Adoption 2.0 Part II

I like the color orange on my kids.  The derth of colors in the boy sections of clothing stores makes orange a particularly great color.  The real reason though is that it is easy to pick out in a crowd.  For some reason, orange makes it possible for me to feel less worried I will lose my kids.

I have a tendency to overthink the possibility of losing my kids.  I think most young parents are the same.  Even though my boys are not twins, I find myself dressing them awfully similar for outings so that I can remember what they have on.  I have scoured the internet looking for temporary tattoos to put on the kids with identifying information to put on them, just in case.  I love that our family last name is so short and was so easy to learn and memorize…having a short first name is even better so my kids will never forget it.  I look for particularly unusual shoes and sneakers for my boys.  I learned that often times the shoes are the last to change if a child gets snatched.  The light-up ones are really the best inventions.  Apparently Disneyworld is THE place for the most up-to-date methods to identify your kids.  They shut that place down in seconds the minute someone shouts their kid is missing.  We haven’t been, but we will.

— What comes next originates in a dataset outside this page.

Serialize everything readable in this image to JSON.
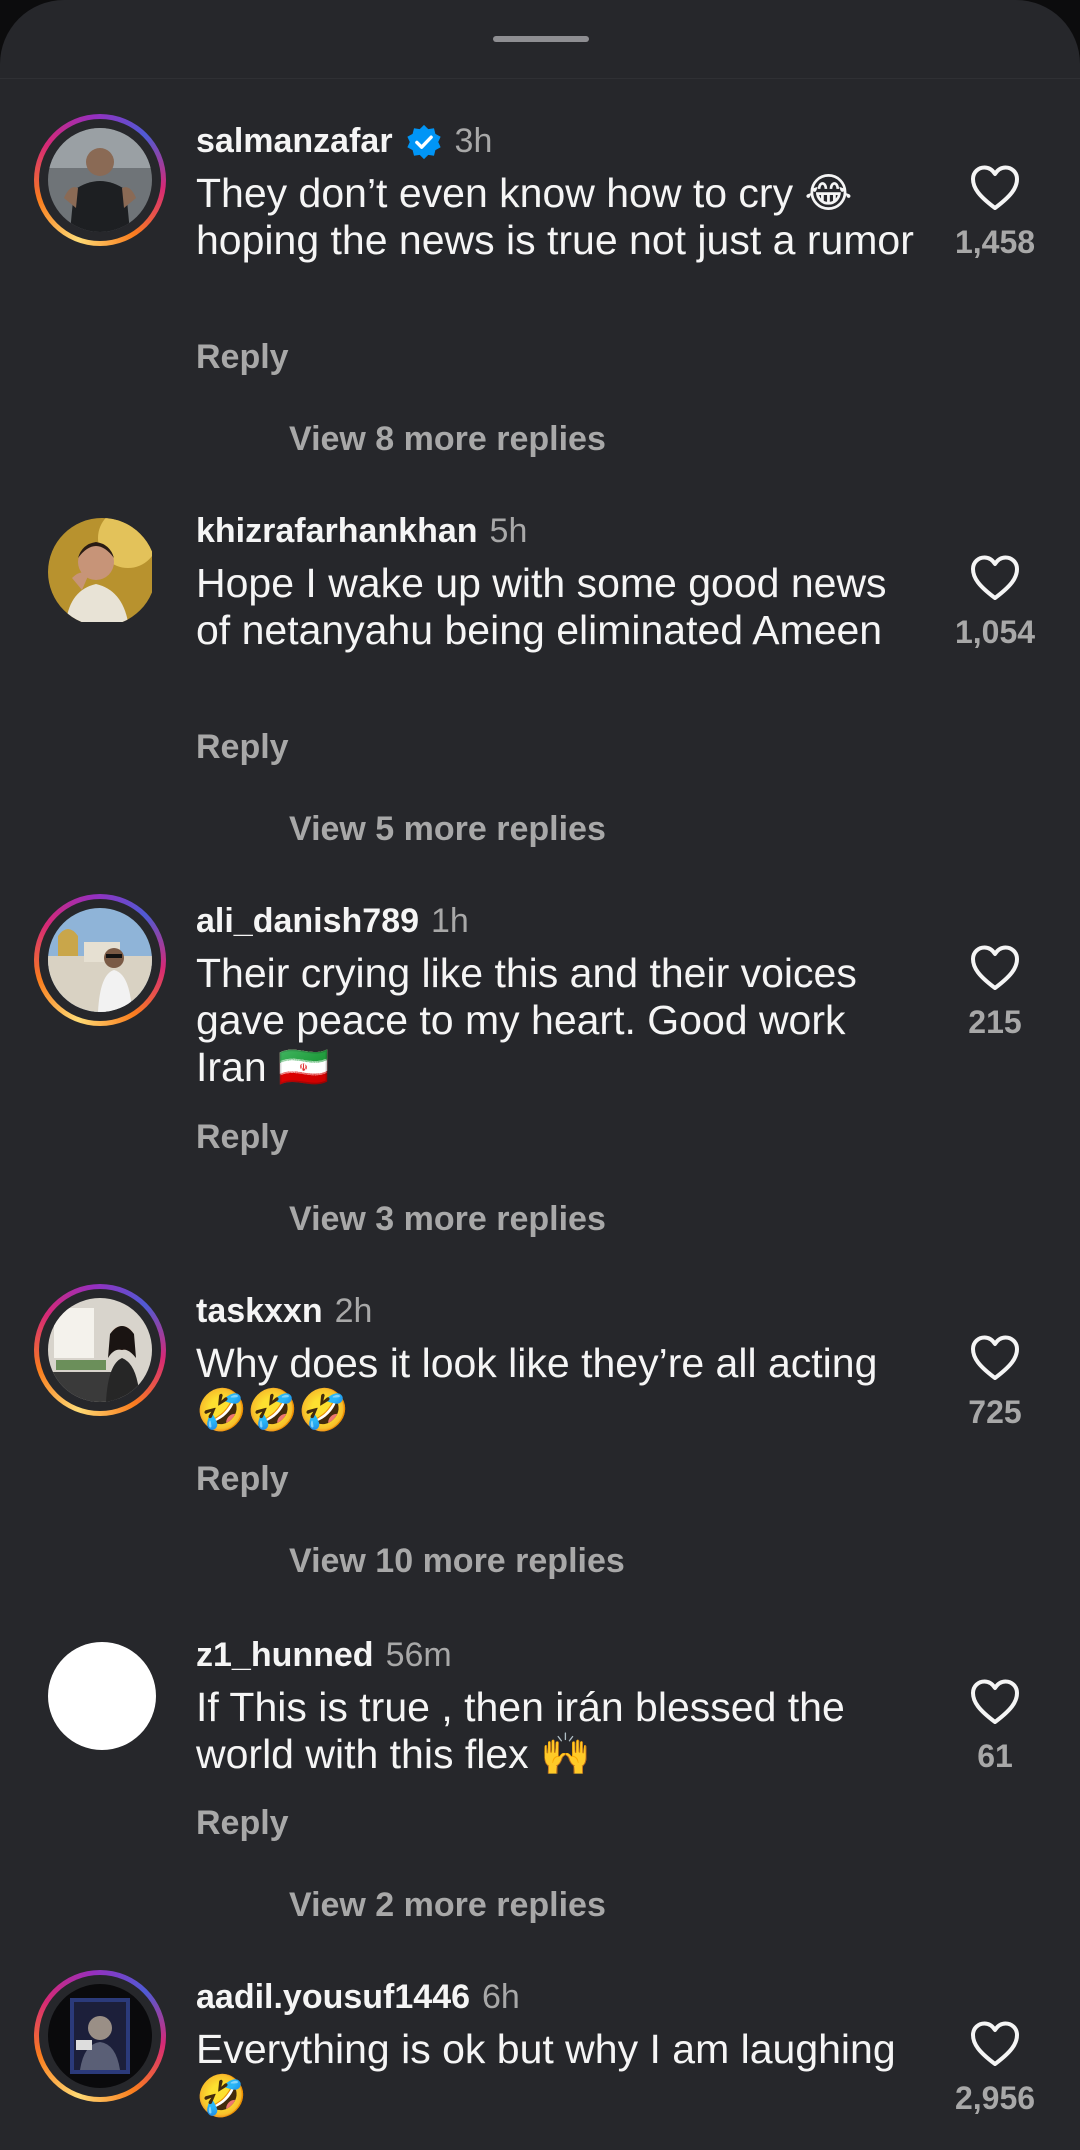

I don’t like to get lost, GPS is my best friend.  I won’t get an I-phone cause its navigation doesn’t talk to you.  I need constant communication for my first go to a place.  My boys hate it even more when I am lost even with GPS (yes that is possible).  Mommy is not at her best in that moment.  My little guy has an uncanny knowledge of location.  He will often challenge my way home if it is slightly different from the usual path.  He will let me know that the way to Aunt A’s house is the same way to the Fair, to camp and the nature center in Connecticut.  The little stinker is so right!  I can’t wait till he drives me around.

I memorize landmarks avidly and my dear husband has been known to drive me to a location for a “dry run” so I can do it by myself the next time.  I am not afraid to be lost, but afraid I won’t be able to get home.  The thought of having to stay elsewhere when home is the destination is no fun at all.  I know there are really sound reasons for my mild panick at getting lost.  But the crazy thing is that I don’t remember being lost, not consciously.  Is it sense memory?

Learning the particulars of the missing three years of my life from 3-6 years have affirmed for me my particular reasons for this fear of not knowing where I am going.  I have always attributed my need to know as an adoption thing, but watching my boys makes me realize that there is something in their DNA that demands the full itinerary of every travel expedition.  I think it is an inate thing for a kid to have the boundaries of a beginning, middle and end to a trip, a story, a day.  And to know that it will end with a settling in their own bed is essential to security and a sound sleep.

So we are planning a big vacation during the holiday season and we are all looking forward to it.  It has been fun planning our outings, but knowing that at the end of it, we will come back home to the same place is almost as important as a good time elsewhere in the world.  There is no place like home after all.  That is the happily ever after.